En ella, André Dussollier interpreta a Claude, un fetichista de las muñecas, de esos que asisten a congresos e intercambian ejemplares con personas de otras partes del mundo. Tiene también una tienda de muñecas frente a la que, una tarde, se asoma Marie, la heroína de este extraño cuento de hadas, interpretada por la menuda Jeanne Goupil -actriz fetiche del director que entonces tenía veintiséis años aunque su físico siguiera pasando por el de una adolescente-. Claude y Marie se conocen, él se queda prendado de su anatomía muñequil y, a través de una oportuna elipsis, descubrimos que se han casado. Marie tiene lo que ella cree que será una vida feliz y normal (eso enseñan los libros y los padres). Claude ha adquirido una nueva muñeca para su colección. Ahí es cuando la película deviene agujero, a través del cual asistiremos a la desintegración de un matrimonio poco usual.

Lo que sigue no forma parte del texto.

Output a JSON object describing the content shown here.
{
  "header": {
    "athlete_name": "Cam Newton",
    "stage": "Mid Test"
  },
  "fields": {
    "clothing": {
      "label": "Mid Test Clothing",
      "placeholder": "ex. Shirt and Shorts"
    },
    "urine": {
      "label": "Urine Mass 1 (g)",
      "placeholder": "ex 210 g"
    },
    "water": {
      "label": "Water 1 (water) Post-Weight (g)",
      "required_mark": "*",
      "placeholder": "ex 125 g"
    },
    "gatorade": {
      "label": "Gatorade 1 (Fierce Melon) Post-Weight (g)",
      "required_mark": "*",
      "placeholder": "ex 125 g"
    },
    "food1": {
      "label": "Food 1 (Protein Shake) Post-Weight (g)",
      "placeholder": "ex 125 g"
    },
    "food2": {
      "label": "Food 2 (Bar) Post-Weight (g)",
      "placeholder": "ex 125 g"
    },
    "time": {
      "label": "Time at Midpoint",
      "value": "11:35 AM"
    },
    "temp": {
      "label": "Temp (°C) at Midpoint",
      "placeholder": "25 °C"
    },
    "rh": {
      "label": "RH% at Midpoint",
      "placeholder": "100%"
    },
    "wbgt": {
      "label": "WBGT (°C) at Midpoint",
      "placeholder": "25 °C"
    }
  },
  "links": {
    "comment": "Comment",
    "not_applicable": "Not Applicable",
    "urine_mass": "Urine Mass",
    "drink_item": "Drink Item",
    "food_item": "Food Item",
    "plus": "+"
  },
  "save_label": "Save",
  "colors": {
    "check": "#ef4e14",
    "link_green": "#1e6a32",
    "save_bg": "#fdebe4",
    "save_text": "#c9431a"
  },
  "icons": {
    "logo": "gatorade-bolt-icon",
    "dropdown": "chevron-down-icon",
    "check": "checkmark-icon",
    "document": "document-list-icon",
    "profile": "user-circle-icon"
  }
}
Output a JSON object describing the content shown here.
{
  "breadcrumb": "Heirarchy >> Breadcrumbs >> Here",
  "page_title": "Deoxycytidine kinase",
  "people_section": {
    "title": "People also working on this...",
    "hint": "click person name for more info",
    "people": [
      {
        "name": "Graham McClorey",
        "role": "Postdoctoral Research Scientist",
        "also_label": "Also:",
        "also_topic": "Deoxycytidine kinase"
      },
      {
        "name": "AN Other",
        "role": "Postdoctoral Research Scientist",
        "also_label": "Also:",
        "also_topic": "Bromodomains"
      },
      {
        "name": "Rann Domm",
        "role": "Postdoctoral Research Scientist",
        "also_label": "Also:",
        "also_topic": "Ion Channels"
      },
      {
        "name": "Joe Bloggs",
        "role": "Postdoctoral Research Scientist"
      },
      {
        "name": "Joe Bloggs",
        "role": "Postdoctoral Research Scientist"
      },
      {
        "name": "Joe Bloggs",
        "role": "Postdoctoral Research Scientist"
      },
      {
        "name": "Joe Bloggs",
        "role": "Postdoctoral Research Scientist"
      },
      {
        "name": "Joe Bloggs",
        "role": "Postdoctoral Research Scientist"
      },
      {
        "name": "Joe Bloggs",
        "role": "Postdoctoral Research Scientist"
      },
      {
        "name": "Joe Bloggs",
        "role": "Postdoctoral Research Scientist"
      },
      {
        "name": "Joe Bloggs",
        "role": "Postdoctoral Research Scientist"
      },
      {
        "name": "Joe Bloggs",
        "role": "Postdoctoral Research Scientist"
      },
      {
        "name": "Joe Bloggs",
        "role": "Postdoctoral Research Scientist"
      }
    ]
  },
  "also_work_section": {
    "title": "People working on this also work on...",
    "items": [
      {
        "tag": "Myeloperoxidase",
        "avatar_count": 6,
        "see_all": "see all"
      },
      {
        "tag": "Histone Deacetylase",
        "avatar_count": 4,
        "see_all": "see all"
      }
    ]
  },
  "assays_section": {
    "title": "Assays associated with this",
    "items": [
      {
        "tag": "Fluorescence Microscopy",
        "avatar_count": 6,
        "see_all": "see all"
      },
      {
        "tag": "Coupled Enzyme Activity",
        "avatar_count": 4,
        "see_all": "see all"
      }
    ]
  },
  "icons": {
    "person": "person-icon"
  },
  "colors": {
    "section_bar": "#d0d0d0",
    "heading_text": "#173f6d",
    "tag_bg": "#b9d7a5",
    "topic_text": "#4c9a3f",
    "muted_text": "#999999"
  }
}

Lo que más me llamó la atención de Marie-poupée y lo que me hizo querer escribir sobre ella es el registro enrarecido que emplea Joël Séria para contarnos una historia cuya paleta de colores es la de un melodrama respetable e incluso luminoso. El elemento bizarro del argumento podía haber inclinado fácilmente la película hacia el territorio de la comedia erótica -un género que su director ya había tocado- o, si se hubiesen acentuado los detalles escabrosos, la cosa podría haber virado hacia la exploitation con ribetes pedófilos. Pero Séria narra con naturalidad, como si esta fuera otra película francesa de amor y cicatrices. Y nosotros no sabemos si se supone que debemos sentir empatía o lástima, o si nos tenemos que reír. IMDB dice que Marie-poupée es un drama, a secas. Yo la veo más cerca de la comedia negra con gotas surrealistas. La escena que nos muestra la primera noche de alcoba de Claude y Marie es, a un tiempo, depravada y hermosa. Ahí la cámara no escatima detalles, pero están filmados con tal tranquilidad y precisión —los planos justos, sin que falte de nada, todo fluye, qué maravillosa es la inocencia— que hasta se me pasó por la cabeza que aquello, más que erótico o escandaloso, era adorable. Otro momento para el recuerdo es aquél en el que Marie penetra, por primera vez, en la habitación de casa de muñecas que Claude ha preparado para ella, donde la blancura de las paredes y los muebles a punto para ser estrenados colisionan con nuestra sensación de que algo extraño está ocurriendo.
Marie-poupée fue la cuarta película de Joël Séria quien, en 2010, volvió al cine, tras veintiún años, con Mumu, un drama infantil con reminiscencias biográficas que casi nadie vio. Tampoco yo. A partir de la década de los ochenta, tras haber firmado cinco películas, trabajó mayormente en la televisión. Al cineasta francés los exploradores del cine de culto lo conocerán, sobre todo, por Mais ne nous délivrez pas du mal (1971) -su debut, también con Jeanne Goupil-, otro perverso cuento juvenil que se basa en el mismo “suceso real” en el que se inspiró Peter Jackson para sus Criaturas celestiales (Heavenly Creatures, 1994). El resto de la filmografía de Séria es difícil de ver en condiciones si uno no domina el francés. La banda sonora de Marie-poupée la compuso Philippe Sarde, el mismo año que hizo la de El quimérico inquilino (Le locataire, Roman Polanski, 1976), otra enorme película que no sé si entraría en la categoría del cine-agujero, aunque en ella haya casi tantas cerraduras como heces en los umbrales de las puertas, y figuras inquietantes que pueblan eso a lo que llamamos realidad.